The catalytic degradation of ethylene by δ-MnO2 at room temperature and its application in the postharvest preservation of Prunus salicina ‘Wushan Plum’ fruit

This study developed two δ-MnO₂ catalysts synthesized via isopropanol reduction (MnO₂-iso) and ammonium chloride hydrothermal treatment (MnO₂-NH₄Cl) for room-temperature ethylene catalytic degradation. Characterizations, e.g., scanning electron microscope, X-ray diffraction and N₂ adsorption-desorption analysis, are employed to investigate the underlying mechanism of their ethylene-degradation differences. X-ray photoelectron spectroscopy indicates that the enhanced performance of MnO₂-iso primarily stems from its abundant surface defects, elevated Mn³⁺, and reactive oxygen species, relative to MnO₂-NH₄Cl. At 100 ppm ethylene over 8 h, MnO₂-iso achieves 66.9 % degradation efficiency compared to 46.1 % for MnO₂-NH₄Cl.

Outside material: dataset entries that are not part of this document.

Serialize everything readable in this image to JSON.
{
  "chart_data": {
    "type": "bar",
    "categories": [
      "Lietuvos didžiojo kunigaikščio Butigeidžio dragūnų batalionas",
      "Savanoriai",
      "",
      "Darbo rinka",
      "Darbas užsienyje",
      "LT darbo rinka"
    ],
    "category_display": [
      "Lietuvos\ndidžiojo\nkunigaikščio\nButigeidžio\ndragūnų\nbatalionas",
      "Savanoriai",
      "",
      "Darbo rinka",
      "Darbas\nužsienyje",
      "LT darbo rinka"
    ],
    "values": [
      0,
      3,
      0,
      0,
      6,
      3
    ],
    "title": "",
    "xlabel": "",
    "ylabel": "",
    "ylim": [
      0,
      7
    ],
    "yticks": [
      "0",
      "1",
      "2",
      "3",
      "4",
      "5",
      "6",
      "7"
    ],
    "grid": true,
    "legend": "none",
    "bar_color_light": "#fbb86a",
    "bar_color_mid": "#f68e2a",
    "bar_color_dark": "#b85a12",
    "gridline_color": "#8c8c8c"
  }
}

Furthermore, when incorporated into composite labels for postharvest treatment of Prunus salicina ‘Wushan Plum’ fruit, both catalysts significantly reduce ethylene production by (28.5 % and 20.3 % by 12th day), delay respiration peaks by 2 d, better preserve fruits' key quality attributes, and extend fruits' shelf life by 3–5 d. These findings highlight δ-MnO₂ as an eco-friendly alternative for ambient ethylene oxidation in fruit preservation.